C’è una parte del mondo in cui i tassi negativi resistono contro tutto e tutti ed è il Giappone. Qui, sembra che il tempo si sia fermato a qualche anno fa, quando l’inflazione stava a zero e i rendimenti sovrani viaggiavano su livelli così infimi da risultare persino ridicoli e snobbati dal grande pubblico dei risparmiatori. Ma qualcosa inizia a cambiare anche a Tokyo. Ieri, la Banca del Giappone è dovuta intervenire sul mercato per acquistare bond sovrani con scadenze da 5 a 25 anni per l’importo di 400 miliardi di yen, circa 2,5 miliardi di euro.

Poco prima, il rendimento decennale era salito allo 0,815%, ai massimi da una decina di anni a questa parte.

Yen giù, rendimenti su

Secondo le previsioni, l’istituto questo mese alzerà le stime sull’inflazione per l’anno fiscale in corso dal 2,5% al 3% e per il prossimo dall’1,9% ad almeno il 2%. Difficile continuare a giustificare una politica monetaria ultra-espansiva. Il governatore Kazuo Ueda, in carica dallo scorso aprile, si è finora mostrato prudente sui cambiamenti da apportare. Ma i tassi in Giappone non sembrano più compatibili con le condizioni del mercato. Lo yen ha perso il 12,5% contro il dollaro quest’anno, portandosi a ridosso del cambio di 150.

Al fine di ridurre le distorsioni sul mercato obbligazionario, Ueda ha innalzato a luglio la soglia-limite per il rendimento decennale all’1%. Il predecessore Haruhiko Kuroda lo aveva raddoppiato allo 0,50% nel dicembre scorso. In ogni caso, i rendimenti nipponici restano assai inferiori agli altri paesi. Si confrontano, ad esempio, con oltre il 4,80% del T-bond americano. I deflussi dei capitali stanno spingendo in basso il cambio e in alto i rendimenti sovrani.

Cambio di policy in vista a Tokyo?

Per questa ragione, Ueda annuncerebbe entro la fine dell’anno sia l’abbandono del controllo della curva, sia la fine dei tassi negativi. A dirlo è un ex componente del board della Banca del Giappone, tale Makoto Sakurai.

Il problema sta nel calibrare gli annunci. Se gli investitori avessero l’impressione che la politica monetaria a Tokyo diventerà più restrittiva, pretenderanno rendimenti sempre più alti sui bond e finiranno con il provocare una distanza eccessiva tra situazione del mercato e tassi ufficiali. In altre parole, l’istituto resterebbe troppo dietro la curva e dovrebbe rimediare alzando i tassi a ritmi serrati e potenzialmente tali da innescare tensioni finanziarie.

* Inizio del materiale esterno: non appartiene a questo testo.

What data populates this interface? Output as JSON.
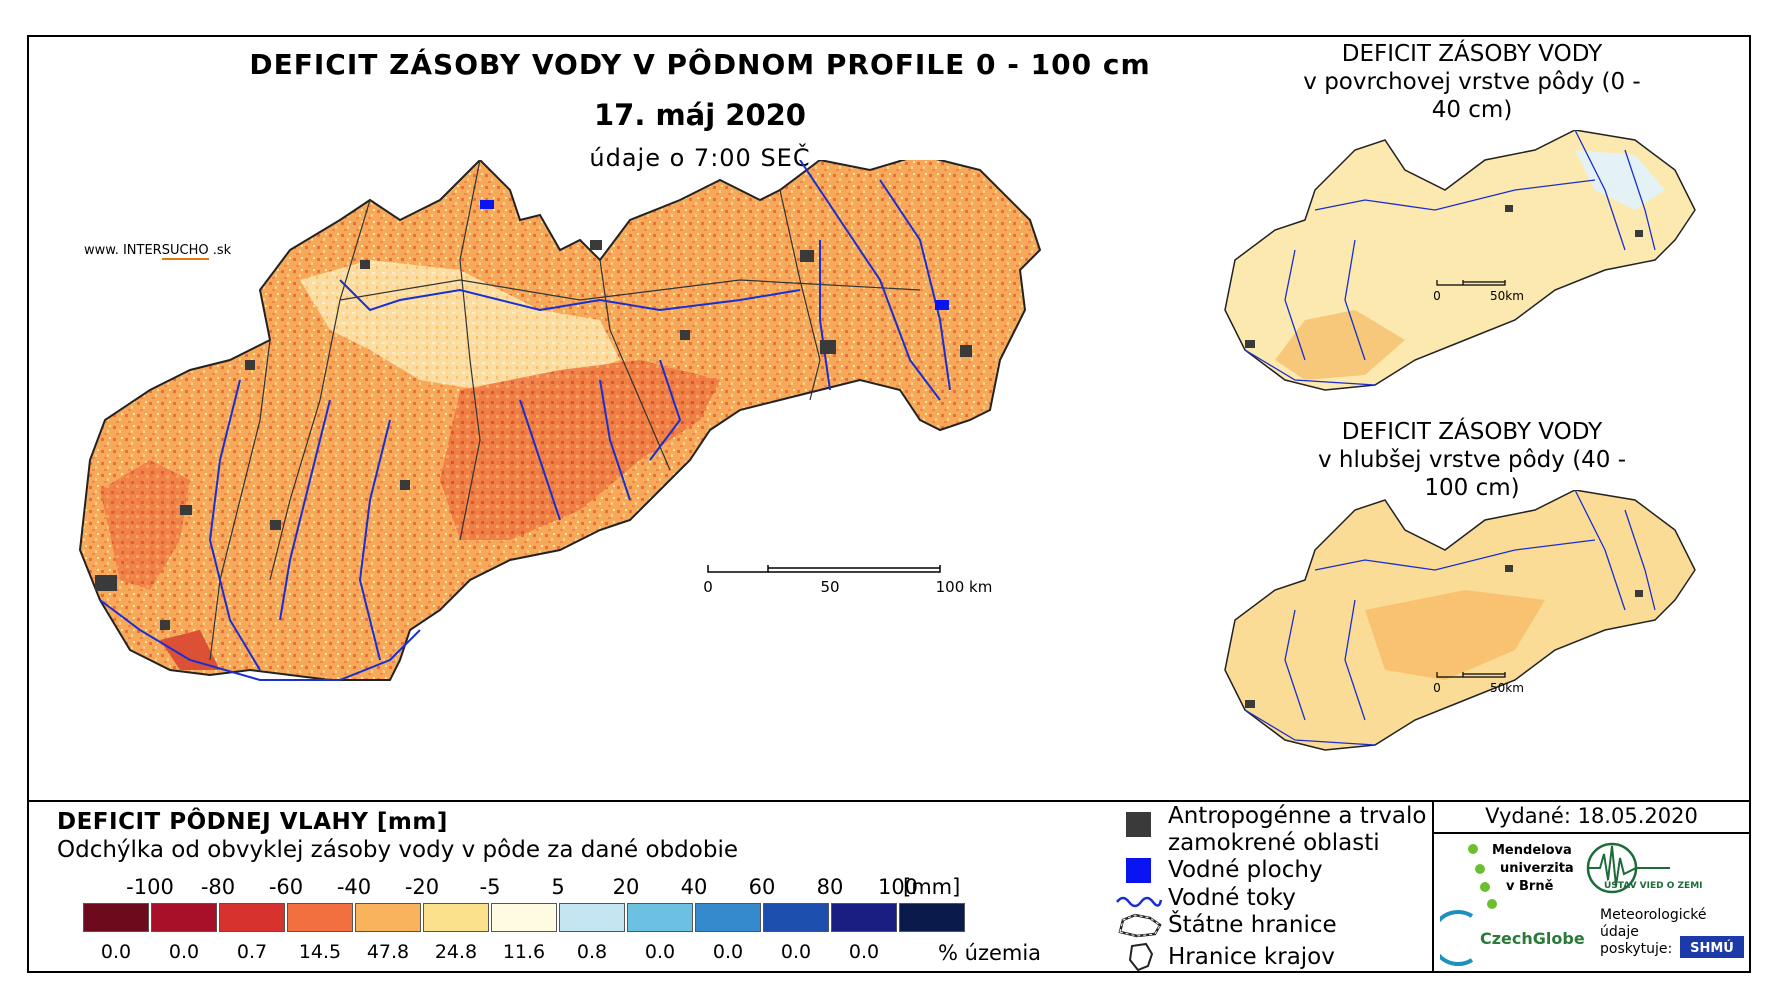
{
  "main": {
    "title": "DEFICIT ZÁSOBY VODY V PÔDNOM PROFILE 0 - 100 cm",
    "date": "17. máj 2020",
    "time": "údaje o 7:00 SEČ",
    "website_prefix": "www. INTER",
    "website_highlight": "SUCHO",
    "website_suffix": " .sk",
    "scale": {
      "labels": [
        "0",
        "50",
        "100 km"
      ]
    }
  },
  "map_top": {
    "title_line1": "DEFICIT ZÁSOBY VODY",
    "title_line2": "v povrchovej vrstve pôdy (0 - 40 cm)",
    "scale": {
      "labels": [
        "0",
        "50km"
      ]
    }
  },
  "map_bottom": {
    "title_line1": "DEFICIT ZÁSOBY VODY",
    "title_line2": "v hlubšej vrstve pôdy (40 - 100 cm)",
    "scale": {
      "labels": [
        "0",
        "50km"
      ]
    }
  },
  "legend": {
    "title": "DEFICIT PÔDNEJ VLAHY [mm]",
    "subtitle": "Odchýlka od obvyklej zásoby vody v pôde za dané obdobie",
    "ticks": [
      "-100",
      "-80",
      "-60",
      "-40",
      "-20",
      "-5",
      "5",
      "20",
      "40",
      "60",
      "80",
      "100"
    ],
    "unit": "[mm]",
    "classes": [
      {
        "color": "#6d0a1c",
        "percent": "0.0"
      },
      {
        "color": "#a8102a",
        "percent": "0.0"
      },
      {
        "color": "#d8322e",
        "percent": "0.7"
      },
      {
        "color": "#f2703f",
        "percent": "14.5"
      },
      {
        "color": "#f9b35c",
        "percent": "47.8"
      },
      {
        "color": "#fce18c",
        "percent": "24.8"
      },
      {
        "color": "#fefbe2",
        "percent": "11.6"
      },
      {
        "color": "#c4e6f2",
        "percent": "0.8"
      },
      {
        "color": "#6cc1e2",
        "percent": "0.0"
      },
      {
        "color": "#3589cd",
        "percent": "0.0"
      },
      {
        "color": "#1c4fae",
        "percent": "0.0"
      },
      {
        "color": "#1a1e82",
        "percent": "0.0"
      },
      {
        "color": "#0a1a4a",
        "percent": ""
      }
    ],
    "percent_label": "% územia"
  },
  "map_legend": [
    {
      "icon": "dark-square",
      "text": "Antropogénne a trvalo\nzamokrené oblasti"
    },
    {
      "icon": "blue-square",
      "text": "Vodné plochy"
    },
    {
      "icon": "river-line",
      "text": "Vodné toky"
    },
    {
      "icon": "state-border",
      "text": "Štátne hranice"
    },
    {
      "icon": "region-border",
      "text": "Hranice krajov"
    }
  ],
  "credits": {
    "issued": "Vydané: 18.05.2020",
    "mendel": [
      "Mendelova",
      "univerzita",
      "v Brně"
    ],
    "czechglobe": "CzechGlobe",
    "ustav": "ÚSTAV VIED O ZEMI",
    "met_label": [
      "Meteorologické",
      "údaje",
      "poskytuje:"
    ],
    "shmu": "SHMÚ"
  },
  "colors": {
    "river": "#1a2fd0",
    "urban": "#3a3a3a",
    "border": "#222222"
  }
}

Ricordiamo che il Giappone detiene un debito pubblico al 265% del PIL. Un aumento dei tassi troppo veloce diverrebbe insostenibile per le casse dello stato, in quanto farebbe esplodere il costo di emissione dei bond. Il problema è parzialmente attenuato dal fatto che circa la metà dello stock si trova in pancia alla banca centrale, per cui il rinnovo del debito nel breve termine non è considerato un grosso ostacolo.

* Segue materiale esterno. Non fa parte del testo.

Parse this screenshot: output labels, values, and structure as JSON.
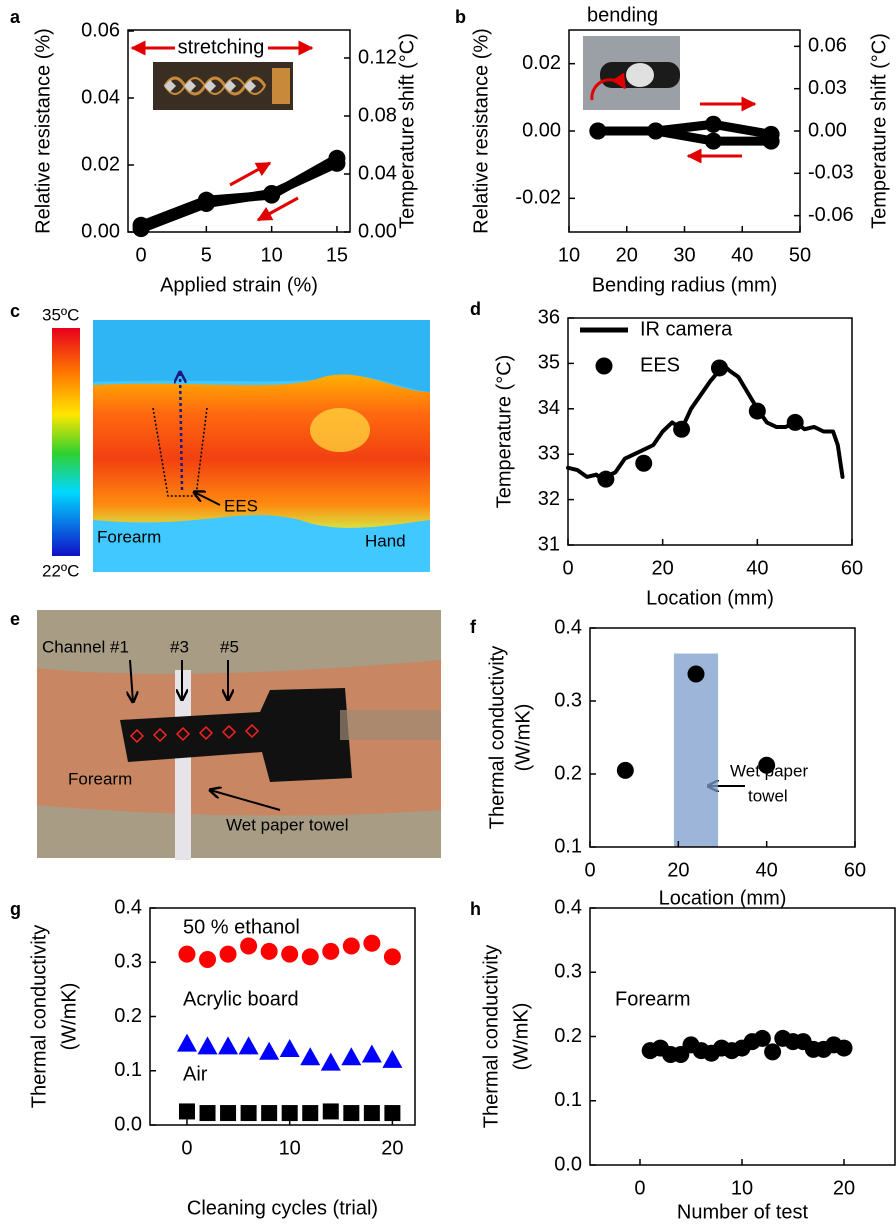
{
  "chart_data": [
    {
      "panel": "a",
      "type": "line",
      "xlabel": "Applied strain (%)",
      "ylabel": "Relative resistance (%)",
      "y2label": "Temperature shift (°C)",
      "xlim": [
        -1,
        16
      ],
      "xticks": [
        0,
        5,
        10,
        15
      ],
      "ylim": [
        0,
        0.0603
      ],
      "yticks": [
        {
          "value": 0,
          "label": "0.00"
        },
        {
          "value": 0.02,
          "label": "0.02"
        },
        {
          "value": 0.04,
          "label": "0.04"
        },
        {
          "value": 0.06,
          "label": "0.06"
        }
      ],
      "y2lim": [
        0,
        0.1393
      ],
      "y2ticks": [
        {
          "value": 0,
          "label": "0.00"
        },
        {
          "value": 0.04,
          "label": "0.04"
        },
        {
          "value": 0.08,
          "label": "0.08"
        },
        {
          "value": 0.12,
          "label": "0.12"
        }
      ],
      "annotations": [
        "stretching"
      ],
      "series": [
        {
          "x": [
            0,
            5,
            10,
            15
          ],
          "values": [
            0.002,
            0.0095,
            0.011,
            0.022
          ],
          "color": "#000000",
          "marker": "circle",
          "line": "thick"
        },
        {
          "x": [
            15,
            10,
            5,
            0
          ],
          "values": [
            0.0205,
            0.0115,
            0.0085,
            0.001
          ],
          "color": "#000000",
          "marker": "circle",
          "line": "thick"
        }
      ]
    },
    {
      "panel": "b",
      "type": "line",
      "xlabel": "Bending radius (mm)",
      "ylabel": "Relative resistance (%)",
      "y2label": "Temperature shift (°C)",
      "xlim": [
        10,
        50
      ],
      "xticks": [
        10,
        20,
        30,
        40,
        50
      ],
      "ylim": [
        -0.03,
        0.03
      ],
      "yticks": [
        {
          "value": -0.02,
          "label": "-0.02"
        },
        {
          "value": 0,
          "label": "0.00"
        },
        {
          "value": 0.02,
          "label": "0.02"
        }
      ],
      "y2lim": [
        -0.0716,
        0.0716
      ],
      "y2ticks": [
        {
          "value": -0.06,
          "label": "-0.06"
        },
        {
          "value": -0.03,
          "label": "-0.03"
        },
        {
          "value": 0,
          "label": "0.00"
        },
        {
          "value": 0.03,
          "label": "0.03"
        },
        {
          "value": 0.06,
          "label": "0.06"
        }
      ],
      "annotations": [
        "bending"
      ],
      "series": [
        {
          "x": [
            15,
            25,
            35,
            45
          ],
          "values": [
            0,
            0,
            0.002,
            -0.001
          ],
          "color": "#000000",
          "marker": "circle",
          "line": "thick"
        },
        {
          "x": [
            45,
            35,
            25,
            15
          ],
          "values": [
            -0.003,
            -0.003,
            0,
            0
          ],
          "color": "#000000",
          "marker": "circle",
          "line": "thick"
        }
      ]
    },
    {
      "panel": "d",
      "type": "line",
      "xlabel": "Location (mm)",
      "ylabel": "Temperature (°C)",
      "xlim": [
        0,
        60
      ],
      "xticks": [
        0,
        20,
        40,
        60
      ],
      "ylim": [
        31,
        36
      ],
      "yticks": [
        31,
        32,
        33,
        34,
        35,
        36
      ],
      "legend": "upper left",
      "series": [
        {
          "name": "IR camera",
          "color": "#000000",
          "marker": "none",
          "line": "thin",
          "x": [
            0,
            2,
            4,
            6,
            7,
            8,
            10,
            12,
            14,
            16,
            18,
            20,
            22,
            24,
            26,
            28,
            30,
            32,
            33,
            34,
            36,
            38,
            40,
            42,
            44,
            46,
            48,
            50,
            52,
            54,
            56,
            57,
            58
          ],
          "values": [
            32.7,
            32.65,
            32.5,
            32.55,
            32.45,
            32.5,
            32.6,
            32.9,
            33.0,
            33.1,
            33.2,
            33.5,
            33.7,
            33.55,
            34.0,
            34.3,
            34.6,
            34.85,
            34.95,
            34.85,
            34.7,
            34.35,
            34.0,
            33.7,
            33.6,
            33.6,
            33.7,
            33.55,
            33.6,
            33.5,
            33.5,
            33.2,
            32.5
          ]
        },
        {
          "name": "EES",
          "color": "#000000",
          "marker": "circle",
          "line": "none",
          "x": [
            8,
            16,
            24,
            32,
            40,
            48
          ],
          "values": [
            32.45,
            32.8,
            33.55,
            34.9,
            33.95,
            33.7
          ]
        }
      ]
    },
    {
      "panel": "f",
      "type": "scatter",
      "xlabel": "Location (mm)",
      "ylabel": [
        "Thermal conductivity",
        "(W/mK)"
      ],
      "xlim": [
        0,
        60
      ],
      "xticks": [
        0,
        20,
        40,
        60
      ],
      "ylim": [
        0.1,
        0.4
      ],
      "yticks": [
        0.1,
        0.2,
        0.3,
        0.4
      ],
      "annotations": [
        "Wet paper",
        "towel"
      ],
      "highlight": {
        "x": [
          19,
          29
        ],
        "y": [
          0.1,
          0.365
        ],
        "color": "#7b9ccb"
      },
      "series": [
        {
          "x": [
            8,
            24,
            40
          ],
          "values": [
            0.205,
            0.337,
            0.212
          ],
          "color": "#000000",
          "marker": "circle",
          "line": "none"
        }
      ]
    },
    {
      "panel": "g",
      "type": "scatter",
      "xlabel": "Cleaning cycles (trial)",
      "ylabel": [
        "Thermal conductivity",
        "(W/mK)"
      ],
      "xlim": [
        -3.6,
        22.2
      ],
      "xticks": [
        0,
        10,
        20
      ],
      "ylim": [
        0,
        0.4
      ],
      "yticks": [
        {
          "value": 0,
          "label": "0.0"
        },
        0.1,
        0.2,
        0.3,
        0.4
      ],
      "series": [
        {
          "name": "50 % ethanol",
          "color": "#ff0000",
          "marker": "circle",
          "line": "none",
          "x": [
            0,
            2,
            4,
            6,
            8,
            10,
            12,
            14,
            16,
            18,
            20
          ],
          "values": [
            0.315,
            0.305,
            0.315,
            0.33,
            0.32,
            0.315,
            0.31,
            0.32,
            0.33,
            0.335,
            0.31
          ]
        },
        {
          "name": "Acrylic board",
          "color": "#0000ff",
          "marker": "triangle",
          "line": "none",
          "x": [
            0,
            2,
            4,
            6,
            8,
            10,
            12,
            14,
            16,
            18,
            20
          ],
          "values": [
            0.15,
            0.145,
            0.145,
            0.145,
            0.135,
            0.14,
            0.125,
            0.115,
            0.125,
            0.13,
            0.12
          ]
        },
        {
          "name": "Air",
          "color": "#000000",
          "marker": "square",
          "line": "none",
          "x": [
            0,
            2,
            4,
            6,
            8,
            10,
            12,
            14,
            16,
            18,
            20
          ],
          "values": [
            0.025,
            0.022,
            0.022,
            0.022,
            0.022,
            0.022,
            0.022,
            0.025,
            0.022,
            0.022,
            0.022
          ]
        }
      ]
    },
    {
      "panel": "h",
      "type": "scatter",
      "xlabel": "Number of test",
      "ylabel": [
        "Thermal conductivity",
        "(W/mK)"
      ],
      "xlim": [
        -4.9,
        25
      ],
      "xticks": [
        0,
        10,
        20
      ],
      "ylim": [
        0,
        0.4
      ],
      "yticks": [
        {
          "value": 0,
          "label": "0.0"
        },
        0.1,
        0.2,
        0.3,
        0.4
      ],
      "annotations": [
        "Forearm"
      ],
      "series": [
        {
          "color": "#000000",
          "marker": "circle",
          "line": "none",
          "x": [
            1,
            2,
            3,
            4,
            5,
            6,
            7,
            8,
            9,
            10,
            11,
            12,
            13,
            14,
            15,
            16,
            17,
            18,
            19,
            20
          ],
          "values": [
            0.178,
            0.182,
            0.172,
            0.172,
            0.187,
            0.178,
            0.174,
            0.182,
            0.178,
            0.182,
            0.192,
            0.197,
            0.176,
            0.197,
            0.192,
            0.192,
            0.18,
            0.18,
            0.187,
            0.182
          ]
        }
      ]
    }
  ],
  "images": [
    {
      "panel": "c",
      "colorbar_top": "35ºC",
      "colorbar_bottom": "22ºC",
      "labels": [
        "Forearm",
        "EES",
        "Hand"
      ]
    },
    {
      "panel": "e",
      "labels": [
        "Channel #1",
        "#3",
        "#5",
        "Forearm",
        "Wet paper towel"
      ]
    }
  ]
}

Tassi Giappone su problema per BTp

Il cambio di policy in Giappone sarebbe problematico, invece, per l’Eurozona. Fiumi di capitali tornerebbero in patria e oltretutto il Sol Levante riuscirebbe ad attirare capitali anche stranieri verso i suoi bond più redditizi. Una situazione che colpirebbe, in particolare, mercati come l’Italia, in cui i titoli di stato sono percepiti a rischio e pronti ad essere mollati alla minima occasione utile.

Ad oggi, i tassi in Giappone restano fissati al -0,10%. Nel frattempo, sono saliti al 5,50% negli Stati Uniti, al 4,50% nell’Eurozona e al 5,25% nel Regno Unito. C’è da dire che dopo decenni di deflazione, il paese non vede di cattivo occhio un minimo d’inflazione. Essa avrebbe anche l’effetto di ridurre il rapporto tra debito e PIL, gonfiando il valore nominale di quest’ultimo. A patto, però, di non far lievitare i rendimenti sovrani. La speranza di Ueda è che la pressione sui bond si riduca già nelle prossime settimane, se e quando le altre principali banche centrali annunciassero la fine della rispettiva stretta sui tassi.

In quel caso, il Giappone si potrebbe permettere di tenere i tassi negativi o di alzarli gradualmente con tutta la calma possibile.